In 2018, this share rose to 18%. When the center-right Moderate Party agreed to cooperate with the Swedish Democrats in 2019, it paved the way for the party’s eventual participation in government.

“It is surprising to me to see them as the second largest party in these elections,” acknowledges Kenes, considering that the Swedish Democrats have lost ground during the pandemic, as voters have turned more towards established parties.

He explains that, in addition to the issue of immigration, the economic effects of covid-19 and the invasion of Ukraine by Russia contributed to increase the party’s popularity, especially among the working class. But the expert does not believe that all Sweden Democrat voters share the party’s nationalist ideology, but rather are “reacting to inflation and economic deterioration.”
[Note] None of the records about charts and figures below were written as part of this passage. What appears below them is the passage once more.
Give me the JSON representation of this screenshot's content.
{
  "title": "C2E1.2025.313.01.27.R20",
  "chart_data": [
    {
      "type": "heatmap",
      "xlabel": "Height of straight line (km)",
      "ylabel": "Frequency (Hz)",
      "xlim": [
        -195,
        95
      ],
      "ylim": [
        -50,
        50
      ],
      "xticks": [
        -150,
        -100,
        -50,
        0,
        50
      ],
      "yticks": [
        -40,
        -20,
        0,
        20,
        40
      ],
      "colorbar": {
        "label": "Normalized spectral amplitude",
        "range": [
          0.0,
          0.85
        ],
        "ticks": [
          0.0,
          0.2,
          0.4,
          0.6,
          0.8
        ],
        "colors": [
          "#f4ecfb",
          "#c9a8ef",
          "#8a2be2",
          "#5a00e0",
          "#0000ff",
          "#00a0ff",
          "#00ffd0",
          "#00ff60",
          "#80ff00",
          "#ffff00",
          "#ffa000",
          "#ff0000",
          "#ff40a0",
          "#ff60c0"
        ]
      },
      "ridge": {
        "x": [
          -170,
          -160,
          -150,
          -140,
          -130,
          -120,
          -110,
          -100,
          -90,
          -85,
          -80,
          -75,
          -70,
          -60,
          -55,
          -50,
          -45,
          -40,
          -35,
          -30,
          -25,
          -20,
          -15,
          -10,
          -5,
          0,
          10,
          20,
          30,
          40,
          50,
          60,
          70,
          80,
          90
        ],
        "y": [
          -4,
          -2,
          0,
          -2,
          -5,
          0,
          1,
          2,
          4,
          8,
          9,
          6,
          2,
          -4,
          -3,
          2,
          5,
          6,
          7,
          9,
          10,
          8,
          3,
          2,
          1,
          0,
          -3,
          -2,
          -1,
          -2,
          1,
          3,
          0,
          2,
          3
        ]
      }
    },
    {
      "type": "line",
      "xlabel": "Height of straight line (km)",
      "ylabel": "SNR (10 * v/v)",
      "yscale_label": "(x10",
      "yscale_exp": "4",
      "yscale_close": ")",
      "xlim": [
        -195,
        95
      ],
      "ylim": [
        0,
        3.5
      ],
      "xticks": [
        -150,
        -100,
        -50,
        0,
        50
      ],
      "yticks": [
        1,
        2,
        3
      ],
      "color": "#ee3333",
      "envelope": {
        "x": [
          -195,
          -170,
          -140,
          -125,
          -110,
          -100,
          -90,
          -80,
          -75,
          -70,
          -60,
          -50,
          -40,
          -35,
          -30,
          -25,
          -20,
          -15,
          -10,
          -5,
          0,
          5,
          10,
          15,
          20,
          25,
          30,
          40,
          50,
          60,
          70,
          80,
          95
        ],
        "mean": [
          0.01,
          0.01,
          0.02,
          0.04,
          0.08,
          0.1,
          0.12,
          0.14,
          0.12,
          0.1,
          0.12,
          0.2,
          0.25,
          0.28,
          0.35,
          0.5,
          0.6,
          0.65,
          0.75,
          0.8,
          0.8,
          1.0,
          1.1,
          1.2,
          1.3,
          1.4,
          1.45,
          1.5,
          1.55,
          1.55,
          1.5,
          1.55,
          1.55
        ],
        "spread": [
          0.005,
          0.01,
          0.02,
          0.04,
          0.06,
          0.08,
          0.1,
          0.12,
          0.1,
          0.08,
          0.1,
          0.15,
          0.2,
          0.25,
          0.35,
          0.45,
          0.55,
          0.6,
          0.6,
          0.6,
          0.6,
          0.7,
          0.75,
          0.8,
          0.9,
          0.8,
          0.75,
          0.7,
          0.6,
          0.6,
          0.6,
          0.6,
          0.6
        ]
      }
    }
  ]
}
What do the Swedish Democrats stand for?

As for political scientist Martinsson, he defines the Swedish Democrats as “primarily an anti-immigration party with a nationalist ideology”, but avoids describing it as far-right or radical. “In economic terms, the party is more centrist and pragmatic, with a mixture of left and right proposals”, explains Martinsson.

Journalist Kenes, however, remains convinced that the party is a threat to democracy. He points to a recent survey indicating that 214 Swedish Democrat candidates who ran in the last election may be linked to right-wing extremism.

The Swedish Democrats aim to bring the number of asylum seekers to zero, as well as advocating longer prison sentences and wider use of deportation. The party also has a Eurosceptic stance.

“Sweden has been a great country, a safe country, a successful country – and it can be all of that again,” Akesson said during a rally in Helsingborg earlier this month, according to Politico. “It’s time to give us the chance to make Sweden great again,” he added.

About Abhishek Pratap

Food maven. Unapologetic travel fanatic. MCU's fan. Infuriatingly humble creator. Award-winning pop culture ninja.